Seamills was the earlier name for Newport. The name refers to meal mills which stood near the water here, near the area of the present pier. Until 2018 there was still evidence of these mills: looking up towards the burn tumbling down from the High Road, on the left was a large hole in the stone wall (see photo). This would have been the wall of the mill, and later the wall of the smiddy.
Unfortunately this wall was accidentally demolished in 2018. The hole in the wall is where the water wheel was fixed, giving power first of all to the mill, and later to the smiddy. The water wheel itself was removed in the 1940s.

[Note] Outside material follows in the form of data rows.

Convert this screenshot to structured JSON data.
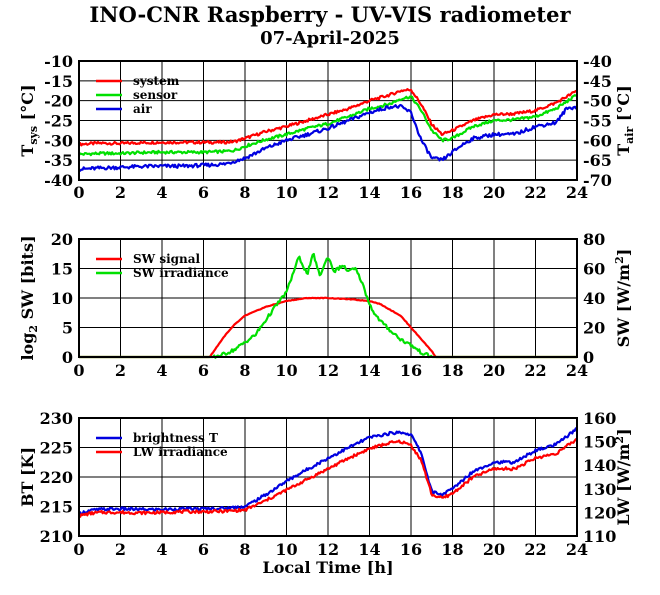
{
  "header": {
    "title": "INO-CNR Raspberry - UV-VIS radiometer",
    "subtitle": "07-April-2025"
  },
  "colors": {
    "red": "#ff0000",
    "green": "#00e000",
    "blue": "#0000e0",
    "grid": "#000000"
  },
  "chart_data": [
    {
      "type": "line",
      "xlabel": "",
      "ylabel": "T_sys [°C]",
      "ylabel_right": "T_air [°C]",
      "xlim": [
        0,
        24
      ],
      "ylim": [
        -40,
        -10
      ],
      "ylim_right": [
        -70,
        -40
      ],
      "xticks": [
        "0",
        "2",
        "4",
        "6",
        "8",
        "10",
        "12",
        "14",
        "16",
        "18",
        "20",
        "22",
        "24"
      ],
      "yticks": [
        "-10",
        "-15",
        "-20",
        "-25",
        "-30",
        "-35",
        "-40"
      ],
      "yticks_right": [
        "-40",
        "-45",
        "-50",
        "-55",
        "-60",
        "-65",
        "-70"
      ],
      "grid": true,
      "legend_position": "top-left",
      "series": [
        {
          "name": "system",
          "color": "#ff0000",
          "axis": "left",
          "x": [
            0,
            1,
            2,
            3,
            4,
            5,
            6,
            7,
            7.5,
            8,
            9,
            10,
            11,
            12,
            13,
            14,
            15,
            15.5,
            16,
            16.5,
            17,
            17.5,
            18,
            19,
            20,
            21,
            22,
            23,
            24
          ],
          "y": [
            -31,
            -30.7,
            -30.8,
            -30.6,
            -30.5,
            -30.5,
            -30.5,
            -30.5,
            -30.3,
            -29.5,
            -27.8,
            -26.5,
            -25,
            -23.5,
            -22,
            -20,
            -18.5,
            -17.5,
            -17.2,
            -21,
            -26,
            -28.5,
            -27.5,
            -25,
            -23.5,
            -23.3,
            -22.5,
            -20.5,
            -17.5
          ]
        },
        {
          "name": "sensor",
          "color": "#00e000",
          "axis": "left",
          "x": [
            0,
            1,
            2,
            3,
            4,
            5,
            6,
            7,
            7.5,
            8,
            9,
            10,
            11,
            12,
            13,
            14,
            15,
            15.5,
            16,
            16.5,
            17,
            17.5,
            18,
            19,
            20,
            21,
            22,
            23,
            24
          ],
          "y": [
            -33.5,
            -33.3,
            -33.3,
            -33.1,
            -33,
            -33,
            -33,
            -32.8,
            -32.5,
            -31.5,
            -29.8,
            -28.5,
            -27,
            -25.8,
            -24,
            -22,
            -20.8,
            -19.5,
            -19,
            -22.5,
            -27.5,
            -30,
            -29.5,
            -26.5,
            -25,
            -24.8,
            -24,
            -22,
            -18.5
          ]
        },
        {
          "name": "air",
          "color": "#0000e0",
          "axis": "right",
          "x": [
            0,
            1,
            2,
            3,
            4,
            5,
            6,
            7,
            8,
            9,
            10,
            11,
            12,
            13,
            14,
            15,
            15.5,
            16,
            16.5,
            17,
            17.5,
            18,
            18.5,
            19,
            20,
            21,
            22,
            23,
            23.5,
            24
          ],
          "y": [
            -67.3,
            -67,
            -66.8,
            -66.6,
            -66.5,
            -66.5,
            -66.3,
            -66,
            -64.5,
            -62,
            -60,
            -58.5,
            -57,
            -55,
            -53,
            -51.5,
            -51.5,
            -53,
            -60,
            -64.5,
            -65,
            -63,
            -61,
            -59.5,
            -58.5,
            -58.5,
            -56.5,
            -55.5,
            -52,
            -51.5
          ]
        }
      ]
    },
    {
      "type": "line",
      "xlabel": "",
      "ylabel": "log2 SW [bits]",
      "ylabel_right": "SW [W/m2]",
      "xlim": [
        0,
        24
      ],
      "ylim": [
        0,
        20
      ],
      "ylim_right": [
        0,
        80
      ],
      "xticks": [
        "0",
        "2",
        "4",
        "6",
        "8",
        "10",
        "12",
        "14",
        "16",
        "18",
        "20",
        "22",
        "24"
      ],
      "yticks": [
        "20",
        "15",
        "10",
        "5",
        "0"
      ],
      "yticks_right": [
        "80",
        "60",
        "40",
        "20",
        "0"
      ],
      "grid": true,
      "legend_position": "top-left",
      "series": [
        {
          "name": "SW signal",
          "color": "#ff0000",
          "axis": "left",
          "x": [
            0,
            6.3,
            6.5,
            7,
            7.5,
            8,
            9,
            10,
            11,
            12,
            13,
            14,
            14.5,
            15,
            15.5,
            16,
            16.5,
            17,
            17.2,
            24
          ],
          "y": [
            0,
            0,
            1,
            3.5,
            5.5,
            7,
            8.5,
            9.5,
            10,
            10,
            9.8,
            9.5,
            9,
            8,
            7,
            5,
            3,
            1,
            0,
            0
          ]
        },
        {
          "name": "SW irradiance",
          "color": "#00e000",
          "axis": "right",
          "x": [
            0,
            6.5,
            7,
            7.5,
            8,
            8.5,
            9,
            9.5,
            10,
            10.3,
            10.6,
            11,
            11.3,
            11.6,
            12,
            12.3,
            12.7,
            13,
            13.3,
            13.6,
            14,
            14.3,
            14.7,
            15,
            15.5,
            16,
            16.5,
            17,
            24
          ],
          "y": [
            0,
            0,
            2,
            5,
            10,
            15,
            25,
            35,
            44,
            56,
            68,
            56,
            70,
            55,
            68,
            58,
            62,
            58,
            60,
            52,
            36,
            28,
            22,
            18,
            12,
            8,
            3,
            0,
            0
          ]
        }
      ]
    },
    {
      "type": "line",
      "xlabel": "Local Time [h]",
      "ylabel": "BT [K]",
      "ylabel_right": "LW [W/m2]",
      "xlim": [
        0,
        24
      ],
      "ylim": [
        210,
        230
      ],
      "ylim_right": [
        110,
        160
      ],
      "xticks": [
        "0",
        "2",
        "4",
        "6",
        "8",
        "10",
        "12",
        "14",
        "16",
        "18",
        "20",
        "22",
        "24"
      ],
      "yticks": [
        "230",
        "225",
        "220",
        "215",
        "210"
      ],
      "yticks_right": [
        "160",
        "150",
        "140",
        "130",
        "120",
        "110"
      ],
      "grid": true,
      "legend_position": "top-left",
      "series": [
        {
          "name": "brightness T",
          "color": "#0000e0",
          "axis": "left",
          "x": [
            0,
            0.5,
            1,
            2,
            3,
            4,
            5,
            6,
            7,
            8,
            9,
            10,
            11,
            12,
            13,
            14,
            15,
            15.5,
            16,
            16.5,
            17,
            17.5,
            18,
            19,
            20,
            21,
            22,
            23,
            24
          ],
          "y": [
            213.8,
            214.3,
            214.5,
            214.6,
            214.5,
            214.5,
            214.6,
            214.6,
            214.7,
            215,
            217,
            219.3,
            221.3,
            223.2,
            225,
            226.7,
            227.4,
            227.6,
            227.2,
            224,
            217.5,
            217,
            218,
            221,
            222.5,
            222.5,
            224.5,
            225.5,
            228.2
          ]
        },
        {
          "name": "LW irradiance",
          "color": "#ff0000",
          "axis": "right",
          "x": [
            0,
            0.5,
            1,
            2,
            3,
            4,
            5,
            6,
            7,
            8,
            9,
            10,
            11,
            12,
            13,
            14,
            15,
            15.5,
            16,
            16.5,
            17,
            17.5,
            18,
            19,
            20,
            21,
            22,
            23,
            24
          ],
          "y": [
            118.5,
            119.5,
            120,
            120,
            119.8,
            120,
            120.3,
            120.3,
            120.5,
            121,
            125,
            129.5,
            134,
            138.5,
            143,
            147,
            149.5,
            150,
            148.5,
            142,
            127.5,
            126,
            128,
            135,
            138.5,
            138.5,
            143,
            145,
            151
          ]
        }
      ]
    }
  ]
}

There were mills here for centuries, and it was in fact those mills which first gave Dundee an interest in the Fife side of the water, forging a strong link between the two places.

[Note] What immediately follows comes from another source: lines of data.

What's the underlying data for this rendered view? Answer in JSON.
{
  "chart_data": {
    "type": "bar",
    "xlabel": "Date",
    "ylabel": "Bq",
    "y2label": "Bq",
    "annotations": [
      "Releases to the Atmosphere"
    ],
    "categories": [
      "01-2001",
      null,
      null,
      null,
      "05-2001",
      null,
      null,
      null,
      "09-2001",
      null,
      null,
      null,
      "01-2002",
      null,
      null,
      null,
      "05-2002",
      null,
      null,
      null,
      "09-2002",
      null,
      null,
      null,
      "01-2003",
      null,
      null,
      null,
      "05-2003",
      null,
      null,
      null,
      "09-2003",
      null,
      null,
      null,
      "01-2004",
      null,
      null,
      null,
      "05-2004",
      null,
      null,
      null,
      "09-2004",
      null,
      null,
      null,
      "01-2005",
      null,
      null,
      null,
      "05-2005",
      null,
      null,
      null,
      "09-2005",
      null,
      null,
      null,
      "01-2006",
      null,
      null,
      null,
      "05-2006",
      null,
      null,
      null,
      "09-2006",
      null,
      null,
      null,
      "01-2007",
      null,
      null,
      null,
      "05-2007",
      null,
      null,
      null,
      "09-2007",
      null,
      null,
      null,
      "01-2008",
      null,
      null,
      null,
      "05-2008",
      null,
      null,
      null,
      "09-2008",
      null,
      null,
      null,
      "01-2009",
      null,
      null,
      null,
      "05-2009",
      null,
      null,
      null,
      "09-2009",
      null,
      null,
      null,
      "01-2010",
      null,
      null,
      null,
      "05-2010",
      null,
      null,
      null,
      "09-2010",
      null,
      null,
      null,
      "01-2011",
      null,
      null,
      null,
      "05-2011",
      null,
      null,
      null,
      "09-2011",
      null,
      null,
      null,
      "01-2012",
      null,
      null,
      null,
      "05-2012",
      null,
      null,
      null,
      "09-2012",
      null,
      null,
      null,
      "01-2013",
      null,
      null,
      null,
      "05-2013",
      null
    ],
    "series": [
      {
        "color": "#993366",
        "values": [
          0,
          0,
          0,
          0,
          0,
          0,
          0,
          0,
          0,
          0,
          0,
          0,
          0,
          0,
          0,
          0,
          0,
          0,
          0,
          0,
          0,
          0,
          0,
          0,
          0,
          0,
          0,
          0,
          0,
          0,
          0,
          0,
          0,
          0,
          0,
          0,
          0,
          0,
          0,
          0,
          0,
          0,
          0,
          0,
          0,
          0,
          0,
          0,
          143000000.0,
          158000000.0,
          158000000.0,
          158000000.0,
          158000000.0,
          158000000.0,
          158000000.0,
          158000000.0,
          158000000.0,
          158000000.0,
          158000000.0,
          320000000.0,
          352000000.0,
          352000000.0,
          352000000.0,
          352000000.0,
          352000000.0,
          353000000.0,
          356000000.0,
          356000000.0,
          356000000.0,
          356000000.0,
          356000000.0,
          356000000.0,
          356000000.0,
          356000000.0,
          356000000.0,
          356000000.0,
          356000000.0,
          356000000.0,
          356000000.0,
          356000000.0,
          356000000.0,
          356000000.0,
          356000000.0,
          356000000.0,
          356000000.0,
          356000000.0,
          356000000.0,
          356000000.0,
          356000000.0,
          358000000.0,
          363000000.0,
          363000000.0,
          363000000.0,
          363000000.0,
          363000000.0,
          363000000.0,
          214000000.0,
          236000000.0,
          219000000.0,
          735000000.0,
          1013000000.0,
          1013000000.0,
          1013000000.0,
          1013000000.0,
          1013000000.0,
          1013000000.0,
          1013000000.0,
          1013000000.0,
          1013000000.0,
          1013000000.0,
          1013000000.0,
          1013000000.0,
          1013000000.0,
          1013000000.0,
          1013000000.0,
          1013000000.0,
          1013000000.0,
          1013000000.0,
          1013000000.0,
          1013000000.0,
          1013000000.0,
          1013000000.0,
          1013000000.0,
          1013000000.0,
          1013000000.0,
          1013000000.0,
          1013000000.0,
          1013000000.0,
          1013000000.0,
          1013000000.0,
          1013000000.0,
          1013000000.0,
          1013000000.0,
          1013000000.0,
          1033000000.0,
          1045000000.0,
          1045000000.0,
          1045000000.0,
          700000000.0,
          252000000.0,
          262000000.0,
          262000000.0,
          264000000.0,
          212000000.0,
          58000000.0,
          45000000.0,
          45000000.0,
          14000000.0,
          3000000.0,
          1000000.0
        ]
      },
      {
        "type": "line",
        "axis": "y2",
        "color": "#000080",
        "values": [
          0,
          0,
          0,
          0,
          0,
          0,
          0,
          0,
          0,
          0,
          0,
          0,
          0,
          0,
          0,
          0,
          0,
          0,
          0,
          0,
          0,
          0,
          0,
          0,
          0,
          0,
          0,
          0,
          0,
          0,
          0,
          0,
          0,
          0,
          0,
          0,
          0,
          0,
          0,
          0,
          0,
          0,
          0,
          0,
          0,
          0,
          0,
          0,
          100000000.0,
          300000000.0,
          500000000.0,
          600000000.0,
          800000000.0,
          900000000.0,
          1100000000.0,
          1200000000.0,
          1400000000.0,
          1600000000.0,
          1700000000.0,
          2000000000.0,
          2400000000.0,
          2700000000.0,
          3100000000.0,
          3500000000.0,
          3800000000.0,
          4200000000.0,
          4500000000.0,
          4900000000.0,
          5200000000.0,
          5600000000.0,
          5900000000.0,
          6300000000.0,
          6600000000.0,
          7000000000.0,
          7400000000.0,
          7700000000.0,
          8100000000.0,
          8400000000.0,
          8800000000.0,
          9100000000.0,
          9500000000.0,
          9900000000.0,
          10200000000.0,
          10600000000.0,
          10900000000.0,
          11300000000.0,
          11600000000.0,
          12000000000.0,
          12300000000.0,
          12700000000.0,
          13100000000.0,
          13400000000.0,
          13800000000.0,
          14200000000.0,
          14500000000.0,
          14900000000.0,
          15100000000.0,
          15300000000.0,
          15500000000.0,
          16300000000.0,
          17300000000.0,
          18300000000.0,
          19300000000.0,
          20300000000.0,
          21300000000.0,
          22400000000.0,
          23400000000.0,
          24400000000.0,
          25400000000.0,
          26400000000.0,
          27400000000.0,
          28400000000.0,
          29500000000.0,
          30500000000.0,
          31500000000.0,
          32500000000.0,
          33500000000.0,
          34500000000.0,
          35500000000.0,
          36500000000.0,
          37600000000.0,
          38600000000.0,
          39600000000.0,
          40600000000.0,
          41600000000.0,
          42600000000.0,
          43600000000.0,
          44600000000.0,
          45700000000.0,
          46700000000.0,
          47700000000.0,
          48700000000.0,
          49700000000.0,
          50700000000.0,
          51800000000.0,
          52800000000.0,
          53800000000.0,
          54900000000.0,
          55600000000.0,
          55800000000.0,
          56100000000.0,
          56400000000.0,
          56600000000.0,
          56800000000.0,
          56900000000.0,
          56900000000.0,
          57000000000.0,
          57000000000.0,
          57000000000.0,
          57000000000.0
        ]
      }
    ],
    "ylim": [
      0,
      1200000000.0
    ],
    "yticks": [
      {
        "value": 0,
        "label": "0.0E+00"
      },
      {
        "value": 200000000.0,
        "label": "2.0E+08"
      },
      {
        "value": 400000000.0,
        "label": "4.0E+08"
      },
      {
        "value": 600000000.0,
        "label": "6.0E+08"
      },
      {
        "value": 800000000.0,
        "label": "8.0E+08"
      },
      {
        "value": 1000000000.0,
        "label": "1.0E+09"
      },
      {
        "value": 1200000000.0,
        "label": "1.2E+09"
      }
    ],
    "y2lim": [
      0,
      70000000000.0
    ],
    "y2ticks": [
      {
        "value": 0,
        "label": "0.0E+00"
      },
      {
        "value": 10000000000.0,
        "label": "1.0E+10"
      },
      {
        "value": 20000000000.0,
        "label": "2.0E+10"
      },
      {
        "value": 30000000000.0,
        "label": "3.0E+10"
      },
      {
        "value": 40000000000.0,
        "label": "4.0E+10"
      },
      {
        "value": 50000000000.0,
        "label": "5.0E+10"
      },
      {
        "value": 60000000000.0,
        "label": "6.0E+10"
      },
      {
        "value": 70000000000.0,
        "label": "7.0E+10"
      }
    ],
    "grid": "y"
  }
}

In the sixteenth and seventeenth centuries the Dundee corn mills could not cope with all the corn which the town was importing to feed its growing population. The magistrates therefore leased the mills at Seamills, on the Dundee Waterside, as the south bank of the Tay was then commonly known.
The Guildry development
To meet the needs of the increased traffic between the two places, the Dundee Guildry in 1713 bought
six acres of land around the Seamills from St. Fort (Sandford) and Inverdovat Estates. A new pier was built down below the old granary which stood above the shore directly opposite the bottom of Cupar Road. All that remains in 2020 of the old pier are a few wooden stumps in the water, only visible at low tide. The Dundee Guildry also organised a more regular ferry service, and a house was built for the tacksman, or tenant, to be used as an inn and for horse-hiring. This public house went by the name of St David’s , and stood on the ground where Trinity Church would later be built.
A new name
At this time of increased activity, the area around the Seamills began to be known as New Dundee, then Newport-Dundee and finally Newport. On Ainslie’s map of 1775 for example, the name Newport-Dundee appears, but by the start of the nineteenth century the present day version appears to have been adopted.
The End of the Venture
The Dundee Guildry hoped for much development in the area and expected that a flourishing new town on the Fife side would be an excellent outlet for Dundee merchants and traders. Unfortunately for the Guildry however the venture was a commercial failure, and by the 1770s, the Guildry was therefore relieved to sell the land and properties back to the original owners, St. Fort and Inverdovat estates. This marked the end of Dundee’s attempt to develop the area. However the legacy of Dundee’s involvement in this side of the river was the new pier, the new inn and of course the new name!